Pedro Carruna tem outra justificação: "Às vezes, as coisas que se passam são deturpadas pela comunicação social. Há um boicote à informação. Por exemplo, nas manifestações entrevistam estudantes que parecem que não saber porque estão ali. E não é verdade." A Formação Ideológica surgiu em Portugal logo após o 25 de Abril na Escola do Comunismo, que funcionava num edifício no Lumiar, em Lisboa. Na década de 80, o advogado Domingos Lopes era professor da disciplina Movimento Comunista Internacional. Saiu do partido em Setembro de 2009, depois de 40 anos de militância: "Hei-de morrer comunista. Apesar de não estar de acordo com orientação da direcção do partido, continuo a acreditar num ideal de humanismo."
Antes de aderirem ao partido, os jovens querem saber do que trata a ideologia. Nos livros e na internet procuram as ideias Marx, Lenine e Engels. Há quem leia Estaline, Trotsky e Mao Tsé Tung . E também quem pesquise outras correntes políticas: "Estudei uma série de coisas para ver onde me enquadrava melhor, até partes do "Mein Kampf" [A minha Luta, de Adolf Hitler] para ver o que era o nazismo ao Capital. Como o meu curso é Gestão e Administração Pública, também aproveitei para estudar várias correntes económicas como as de Friedman, Samuelson e Keynes", conta Hugo Freire, de 27 anos.

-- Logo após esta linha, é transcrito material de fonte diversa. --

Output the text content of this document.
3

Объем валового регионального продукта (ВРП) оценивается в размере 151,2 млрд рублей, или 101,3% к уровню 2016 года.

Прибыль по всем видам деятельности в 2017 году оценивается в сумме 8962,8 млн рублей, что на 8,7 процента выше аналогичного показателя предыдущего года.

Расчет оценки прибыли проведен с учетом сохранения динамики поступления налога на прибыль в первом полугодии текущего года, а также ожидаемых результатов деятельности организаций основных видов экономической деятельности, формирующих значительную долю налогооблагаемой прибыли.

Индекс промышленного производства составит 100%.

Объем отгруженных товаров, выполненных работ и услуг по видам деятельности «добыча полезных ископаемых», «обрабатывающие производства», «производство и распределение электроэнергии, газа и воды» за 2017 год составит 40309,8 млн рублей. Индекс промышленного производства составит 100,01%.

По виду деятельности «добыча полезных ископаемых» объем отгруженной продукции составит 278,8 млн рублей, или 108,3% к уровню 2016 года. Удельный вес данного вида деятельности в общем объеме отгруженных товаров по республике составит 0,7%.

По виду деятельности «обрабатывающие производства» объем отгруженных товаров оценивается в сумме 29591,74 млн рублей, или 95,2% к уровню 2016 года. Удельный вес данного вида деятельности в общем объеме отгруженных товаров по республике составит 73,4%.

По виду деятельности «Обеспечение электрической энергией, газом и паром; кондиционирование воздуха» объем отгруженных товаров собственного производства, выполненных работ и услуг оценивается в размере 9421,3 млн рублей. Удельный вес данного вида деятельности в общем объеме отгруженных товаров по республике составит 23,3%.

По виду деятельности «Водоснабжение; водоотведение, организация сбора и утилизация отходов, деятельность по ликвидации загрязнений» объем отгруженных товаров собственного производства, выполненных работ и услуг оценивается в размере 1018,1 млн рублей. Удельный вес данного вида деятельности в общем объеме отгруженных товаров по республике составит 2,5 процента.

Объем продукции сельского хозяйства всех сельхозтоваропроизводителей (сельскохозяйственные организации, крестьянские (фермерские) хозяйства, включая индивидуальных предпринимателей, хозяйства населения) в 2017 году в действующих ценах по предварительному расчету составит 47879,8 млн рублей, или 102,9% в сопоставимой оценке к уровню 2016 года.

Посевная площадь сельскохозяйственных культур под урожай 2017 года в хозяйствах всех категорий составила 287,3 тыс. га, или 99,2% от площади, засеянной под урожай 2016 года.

Nos centros de trabalho do PC, cêtê's na gíria, cruzam-se gerações de comunistas no debate das ideias. No centro de trabalho da Amadora, Hugo Freire e o primo, Nuno Gama Freire, 19 anos, jogam xadrez. Silvestre da Costa, de 80 anos, serve uma bebida a Fernando Ramos, o vereador de 58 anos da Câmara Municipal da Amadora. "Há muita gente que acredita no comunismo mas tem medo. O medo está a voltar a instalar-se", vaticina Fernando Ramos. O frigorífico e o fogão que estão no bar do cêtê da Amadora foram oferecidos ao partido por Silvestre da Costa. Durante três dias por semana, o ex-mecânico serve os camaradas: "Adoro futebol mas, como me calhou o domingo, em seis anos só vi dois jogos do Benfica para poder vir para aqui." Em cima do balcão, uma bola cheia de trocos convida a ajudar o partido: "O partido tem paredes de vidro. Eu sou transparente!"
A independência financeira do PCP é um dos orgulhos dos militantes. Nas eleições de 2009, Nuno Gama Freire esteve, pela primeira vez, nas mesas de voto: "Fiquei mesmo de peito inchado quando assinei o cheque de 70 euros, à frente de todos, em nome do partido". O trabalho dos militantes "é sempre voluntário". Por exemplo, toda a construção da festa do Avante. "Não é voluntariado, chama-se militância. E é uma questão de coerência com o que defendemos. Não faria sentido pertencermos ao partido e não lhe darmos o dinheiro que recebemos. Depois o partido financiava-se como? Ia pedir dinheiro aos capitalistas para depois vir para a rua lutar contra eles?", questiona Hugo Freire. A quotização é a maior fonte de riqueza e também o maior segredo do PCP. Cada militante dá o que pode. "Até pode ser dez cêntimos", diz um militante.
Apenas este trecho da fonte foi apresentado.